En ik ben ook heel erg blij dat deze Rob niet door is, want er is nóg een Rob: namelijk de fruitteler van 51 die wel door is omdat hij 42 brieven krijgt. En ja, voor iemand die wekelijks iets schrijft over de boeren wordt het heel erg verwarrend: Rob(ert) 1, Rob 2 en Rob 3 is best verwarrend. Rob 3 was vorige keer bezig met zijn kersen en nu is hij bezig met de perenoogst. En de perengezegdes vliegen je meteen om de oren: “een toffe peer is beter dan kut met peren.” Niveautje hoor. Maar goed, 42 brieven dus. Rob wordt er stil van. Sonja niet. Zij schreef hem omdat zijn gevoeligheid haar opviel. Ik citeer: “gevoel voor kersen, gevoel voor paarden, gevoel voor muziek…” Gevoel voor kersen? Wat is dat voor geneuzel? Hou toch op! Er is nou nooit een Haagse die een brief schrijft met alleen de woorden: hé gauzâh! Ik vind je lekkâh; gaan wèi deitûh? Nou ja, die gevoeligheid viel mij niet op; ik was met iets heel anders bezig: die gast doet me denken aan Splinter Chabot. Echt. Ik kan hem niet anders meer zien. Ben benieuwd wie er aan Splinter blijft hangen. Splinter wil in elk geval een aantrekkelijke vrouw en hij is bang dat hij niet verder dan het uiterlijk zal kijken tijdens de speeddate. Dus komt er een codewoord komt voor tijdens de speeddate. Als hij alleen maar aantrekkelijke vrouwen meeneemt naar de volgende ronde, dan moet Yvon “KOEKOEK!” roepen. Tuurlijk joh…

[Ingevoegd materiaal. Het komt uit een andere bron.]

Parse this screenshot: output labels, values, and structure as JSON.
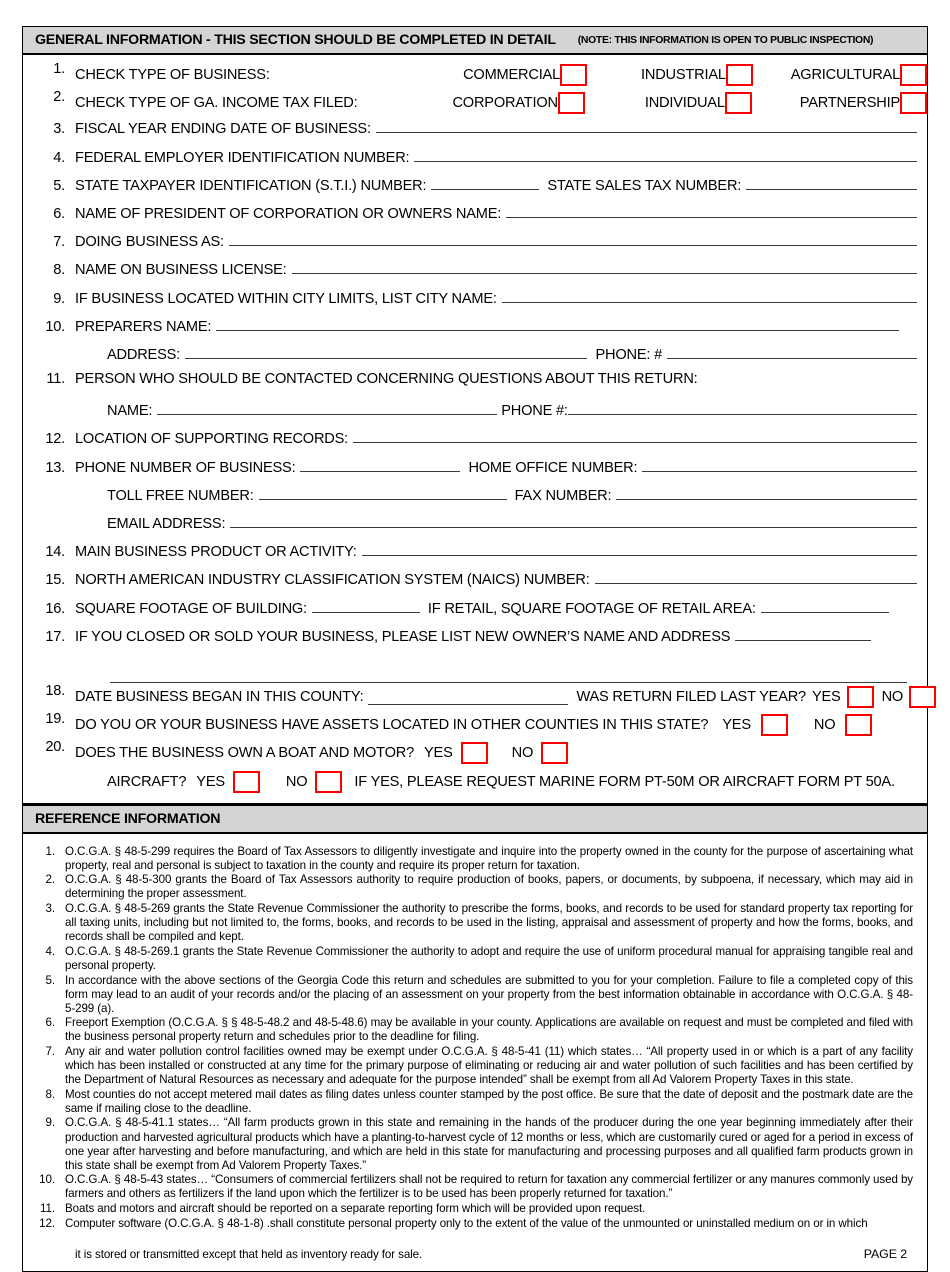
{
  "general_information": {
    "header_title": "GENERAL INFORMATION - THIS SECTION SHOULD BE COMPLETED IN DETAIL",
    "header_note": "(NOTE: THIS INFORMATION IS OPEN TO PUBLIC INSPECTION)",
    "items": {
      "n1": "1.",
      "n2": "2.",
      "n3": "3.",
      "n4": "4.",
      "n5": "5.",
      "n6": "6.",
      "n7": "7.",
      "n8": "8.",
      "n9": "9.",
      "n10": "10.",
      "n11": "11.",
      "n12": "12.",
      "n13": "13.",
      "n14": "14.",
      "n15": "15.",
      "n16": "16.",
      "n17": "17.",
      "n18": "18.",
      "n19": "19.",
      "n20": "20."
    },
    "labels": {
      "business_type": "CHECK TYPE OF BUSINESS:",
      "commercial": "COMMERCIAL",
      "industrial": "INDUSTRIAL",
      "agricultural": "AGRICULTURAL",
      "income_tax_type": "CHECK TYPE OF GA. INCOME TAX FILED:",
      "corporation": "CORPORATION",
      "individual": "INDIVIDUAL",
      "partnership": "PARTNERSHIP",
      "fiscal_year": "FISCAL YEAR ENDING DATE OF BUSINESS:",
      "fein": "FEDERAL EMPLOYER IDENTIFICATION NUMBER:",
      "sti": "STATE TAXPAYER IDENTIFICATION (S.T.I.) NUMBER:",
      "state_sales_tax": "STATE SALES TAX NUMBER:",
      "president_name": "NAME OF PRESIDENT OF CORPORATION OR OWNERS NAME:",
      "dba": "DOING BUSINESS AS:",
      "business_license_name": "NAME ON BUSINESS LICENSE:",
      "city_limits": "IF BUSINESS LOCATED WITHIN CITY LIMITS, LIST CITY NAME:",
      "preparers_name": "PREPARERS NAME:",
      "address": "ADDRESS:",
      "phone_hash": "PHONE: #",
      "contact_person": "PERSON WHO SHOULD BE CONTACTED CONCERNING QUESTIONS ABOUT THIS RETURN:",
      "name": "NAME:",
      "phone_num": "PHONE #:",
      "records_location": "LOCATION OF SUPPORTING RECORDS:",
      "business_phone": "PHONE NUMBER OF BUSINESS:",
      "home_office": "HOME OFFICE NUMBER:",
      "toll_free": "TOLL FREE NUMBER:",
      "fax": "FAX NUMBER:",
      "email": "EMAIL ADDRESS:",
      "main_product": "MAIN BUSINESS PRODUCT OR ACTIVITY:",
      "naics": "NORTH AMERICAN INDUSTRY CLASSIFICATION SYSTEM (NAICS) NUMBER:",
      "square_footage": "SQUARE FOOTAGE OF BUILDING:",
      "retail_footage": "IF RETAIL, SQUARE FOOTAGE OF RETAIL AREA:",
      "closed_sold": "IF YOU CLOSED OR SOLD YOUR BUSINESS, PLEASE LIST NEW OWNER’S NAME AND ADDRESS",
      "date_began": "DATE BUSINESS BEGAN IN THIS COUNTY:",
      "return_filed_last_year": "WAS RETURN FILED LAST YEAR?",
      "assets_other_counties": "DO YOU OR YOUR BUSINESS HAVE ASSETS LOCATED IN OTHER COUNTIES IN THIS STATE?",
      "boat_motor": "DOES THE BUSINESS OWN A BOAT AND MOTOR?",
      "aircraft": "AIRCRAFT?",
      "marine_note": "IF YES, PLEASE REQUEST MARINE FORM PT-50M OR AIRCRAFT FORM PT 50A.",
      "yes": "YES",
      "no": "NO"
    }
  },
  "reference_information": {
    "header_title": "REFERENCE INFORMATION",
    "items": [
      {
        "n": "1.",
        "text": "O.C.G.A. § 48-5-299 requires the Board of Tax Assessors to diligently investigate and inquire into the property owned in the county for the purpose of ascertaining what property, real and personal is subject to taxation in the county and require its proper return for taxation."
      },
      {
        "n": "2.",
        "text": "O.C.G.A. § 48-5-300 grants the Board of Tax Assessors authority to require production of books, papers, or documents, by subpoena, if necessary, which may aid in determining the proper assessment."
      },
      {
        "n": "3.",
        "text": "O.C.G.A. § 48-5-269 grants the State Revenue Commissioner the authority to prescribe the forms, books, and records to be used for standard property tax reporting for all taxing units, including but not limited to, the forms, books, and records to be used in the listing, appraisal and assessment of property and how the forms, books, and records shall be compiled and kept."
      },
      {
        "n": "4.",
        "text": "O.C.G.A. § 48-5-269.1 grants the State Revenue Commissioner the authority to adopt and require the use of uniform procedural manual for appraising tangible real and personal property."
      },
      {
        "n": "5.",
        "text": "In accordance with the above sections of the Georgia Code this return and schedules are submitted to you for your completion. Failure to file a completed copy of this form may lead to an audit of your records and/or the placing of an assessment on your property from the best information obtainable in accordance with O.C.G.A. § 48-5-299 (a)."
      },
      {
        "n": "6.",
        "text": "Freeport Exemption (O.C.G.A. § § 48-5-48.2 and 48-5-48.6) may be available in your county. Applications are available on request and must be completed and filed with the business personal property return and schedules prior to the deadline for filing."
      },
      {
        "n": "7.",
        "text": "Any air and water pollution control facilities owned may be exempt under O.C.G.A. § 48-5-41 (11) which states… “All property used in or which is a part of any facility which has been installed or constructed at any time for the primary purpose of eliminating or reducing air and water pollution of such facilities and has been certified by the Department of Natural Resources as necessary and adequate for the purpose intended” shall be exempt from all Ad Valorem Property Taxes in this state."
      },
      {
        "n": "8.",
        "text": "Most counties do not accept metered mail dates as filing dates unless counter stamped by the post office. Be sure that the date of deposit and the postmark date are the same if mailing close to the deadline."
      },
      {
        "n": "9.",
        "text": "O.C.G.A. § 48-5-41.1 states… “All farm products grown in this state and remaining in the hands of the producer during the one year beginning immediately after their production and harvested agricultural products which have a planting-to-harvest cycle of 12 months or less, which are customarily cured or aged for a period in excess of one year after harvesting and before manufacturing, and which are held in this state for manufacturing and processing purposes and all qualified farm products grown in this state shall be exempt from Ad Valorem Property Taxes.”"
      },
      {
        "n": "10.",
        "text": "O.C.G.A. § 48-5-43 states… “Consumers of commercial fertilizers shall not be required to return for taxation any commercial fertilizer or any manures commonly used by farmers and others as fertilizers if the land upon which the fertilizer is to be used has been properly returned for taxation.”"
      },
      {
        "n": "11.",
        "text": "Boats and motors and aircraft should be reported on a separate reporting form which will be provided upon request."
      },
      {
        "n": "12.",
        "text": "Computer software (O.C.G.A. § 48-1-8) .shall constitute personal property only to the extent of the value of the unmounted or uninstalled medium on or in which"
      }
    ],
    "tail_text": "it is stored or transmitted except that held as inventory ready for sale.",
    "page_label": "PAGE 2"
  },
  "colors": {
    "checkbox_border": "#ff0000",
    "header_background": "#d4d4d4",
    "rule_line": "#3a3a3a"
  }
}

En dan neemt Yvon de boot (heel goed, Yvon!) naar Hilda de koeien- en paardenhouder OP Terschelling. Helaas heeft ze 31 brieven gehad, en dat is net te weinig om de resterende elf weken de Terschellinger vijfkleur in top te zien wapperen. Jammer. Opmerkelijk: tussen de brieven zit er één van een bekende. Het is de vriend van een vriendin van Hilda, die in februari 2021 is overleden. En dat is voor Hilda net zo ongemakkelijk als voor de kijkers. Ik weet niet of ik in zijn situatie via een tv-programma had gereageerd, maar wie ben ik. Ik hoop dat ze allebei (weer) gelukkig worden. OF dat nou met elkaar of met iemand anders is.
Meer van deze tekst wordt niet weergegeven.